The resolution sparked a bitter debate in Shasta County, with detractors calling it racially motivated and unnecessary and supporters calling it a public safety measure.
“If you say something against an illegal, you automatically become a bigot, or you automatically become a racist,” said Supervisor Steve Morgan, who voted for the resolution.
Shasta County doesn’t “have that big of an influx that we know about as far as illegal aliens,” Morgan said. But he wanted to send a message to Sacramento that federal immigration law has precedence over state law.
Supervisor Mary Rickert, who also voted for the measure, said during the board meeting that she doesn’t “look at this as a racial issue whatsoever.” She noted that she and her husband have employed “several Hispanic families” and helped some undocumented people get citizenship.
“I have French heritage,” she said. “My gosh ... the French, they get a lot of bad press. And I’m also Irish and I’m also Scotch. We’re all immigrants, but every single one of my ancestors became citizens of this wonderful country.”
The resolution, Supervisor Leonard Moty, a former Redding police chief, said in an interview, was “nothing more than election year politics” and just an effort to blame a group of people for all the county’s ills. Moty abstained from voting on it.
“Let’s be honest. The immigrant population in Shasta County is not big,” he said. “The immigrant population does not create our crime problem. … What do we have here? A bunch of white people who are committing the crimes, who are doing the drugs. ... It’s not some other population that showed up from some other country.”
Justin, a soft-spoken, 15-year-old undocumented high school student, heard about the non-sanctuary resolution on the news and told his parents it scared him. (He asked that his last name not be used because his family fears deportation.)
“I said, it’s not a sanctuary anymore,” Justin said. “We should leave. … I feel like I have a big red thing on my head, like a target. I’m not really comfortable being here.”

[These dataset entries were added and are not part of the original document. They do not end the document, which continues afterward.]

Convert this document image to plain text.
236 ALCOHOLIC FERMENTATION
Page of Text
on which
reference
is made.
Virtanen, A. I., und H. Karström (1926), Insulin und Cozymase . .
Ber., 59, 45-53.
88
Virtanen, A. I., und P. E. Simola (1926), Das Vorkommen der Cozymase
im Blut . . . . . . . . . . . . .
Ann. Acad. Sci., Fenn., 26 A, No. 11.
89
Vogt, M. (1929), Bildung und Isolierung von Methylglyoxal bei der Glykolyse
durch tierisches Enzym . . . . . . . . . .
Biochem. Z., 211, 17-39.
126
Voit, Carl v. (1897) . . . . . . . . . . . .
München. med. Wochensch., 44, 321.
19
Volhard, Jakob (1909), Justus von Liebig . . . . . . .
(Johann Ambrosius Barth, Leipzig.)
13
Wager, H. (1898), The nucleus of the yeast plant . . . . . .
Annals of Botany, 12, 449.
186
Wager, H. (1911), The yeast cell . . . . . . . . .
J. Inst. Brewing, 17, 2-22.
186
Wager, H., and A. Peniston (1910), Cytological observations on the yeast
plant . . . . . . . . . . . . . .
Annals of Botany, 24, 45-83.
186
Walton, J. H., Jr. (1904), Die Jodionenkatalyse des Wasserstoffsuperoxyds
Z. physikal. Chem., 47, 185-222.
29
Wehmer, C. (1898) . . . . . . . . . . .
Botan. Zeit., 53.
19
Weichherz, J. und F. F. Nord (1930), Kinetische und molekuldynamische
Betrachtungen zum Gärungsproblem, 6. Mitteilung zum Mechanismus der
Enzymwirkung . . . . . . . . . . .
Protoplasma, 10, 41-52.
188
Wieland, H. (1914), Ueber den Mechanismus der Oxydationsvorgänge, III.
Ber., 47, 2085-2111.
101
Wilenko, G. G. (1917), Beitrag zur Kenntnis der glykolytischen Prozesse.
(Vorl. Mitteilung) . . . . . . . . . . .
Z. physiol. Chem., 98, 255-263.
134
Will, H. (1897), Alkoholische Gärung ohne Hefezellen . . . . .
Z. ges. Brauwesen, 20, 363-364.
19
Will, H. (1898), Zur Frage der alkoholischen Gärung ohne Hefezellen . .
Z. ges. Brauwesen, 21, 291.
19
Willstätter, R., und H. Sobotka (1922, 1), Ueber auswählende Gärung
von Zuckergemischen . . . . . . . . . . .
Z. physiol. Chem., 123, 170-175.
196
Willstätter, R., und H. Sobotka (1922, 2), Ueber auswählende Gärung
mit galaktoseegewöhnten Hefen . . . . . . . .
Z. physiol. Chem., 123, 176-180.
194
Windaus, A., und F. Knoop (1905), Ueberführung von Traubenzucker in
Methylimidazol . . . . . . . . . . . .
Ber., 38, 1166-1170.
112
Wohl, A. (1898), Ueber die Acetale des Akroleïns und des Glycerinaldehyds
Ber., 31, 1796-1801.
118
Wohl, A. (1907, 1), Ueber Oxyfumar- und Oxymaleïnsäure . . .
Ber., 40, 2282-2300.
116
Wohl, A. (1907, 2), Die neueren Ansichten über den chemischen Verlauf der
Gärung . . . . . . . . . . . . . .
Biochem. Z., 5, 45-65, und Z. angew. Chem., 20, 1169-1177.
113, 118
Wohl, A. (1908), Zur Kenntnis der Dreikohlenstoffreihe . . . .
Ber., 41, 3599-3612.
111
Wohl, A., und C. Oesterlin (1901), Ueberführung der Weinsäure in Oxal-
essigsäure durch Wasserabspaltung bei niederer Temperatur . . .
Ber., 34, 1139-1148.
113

His family fled Mexico City when he was a baby after his mother’s sister was murdered.
Justin, who hopes to be a nurse someday, said kids at school asked him what he thought about Trump right after the election. He lied and said he was a “good guy” so they wouldn’t harass him. He’s been taunted before, called a “beaner” and a “wetback.”
“That really hurts me, you know?” he said, his voice quiet. “I’m really proud of being Mexican. … I love the culture and everything. It’s kind of messed up.”
At the Sikh Centre in Anderson, worshipers remove their shoes before walking into the prayer room. The smell of Indian food wafts through the temple.
In March 2007, just before the temple opened, a man stole a front-end loader tractor from a nearby heavy-equipment yard and repeatedly smashed it into the gurdwara. Authorities said the man thought the building was owned by Arab foreigners who didn’t believe in Jesus and that he was angry at them for building the temple.
Amarjit Singh Grewal, the temple’s priest, had moved to Shasta County from India just before the incident. But he has always felt accepted here, and he actively invites non-Sikhs to visit the temple, he said.
The temple even recently hosted an immigrants’ advocate after the passage of the non-sanctuary resolution to teach people their rights if they are detained by Immigration and Customs Enforcement agents because there is “fear in the community,” Grewal said.
“My nature is to love humanity,” he said. “So, to do that, I love to work in the community, talk to people from different faiths and cultures. I understand there are a lot of differences … but when you come to a common platform, you love each other.”
Displayed in the temple’s sunlit entryway is a green sign: “No Room for Racism.”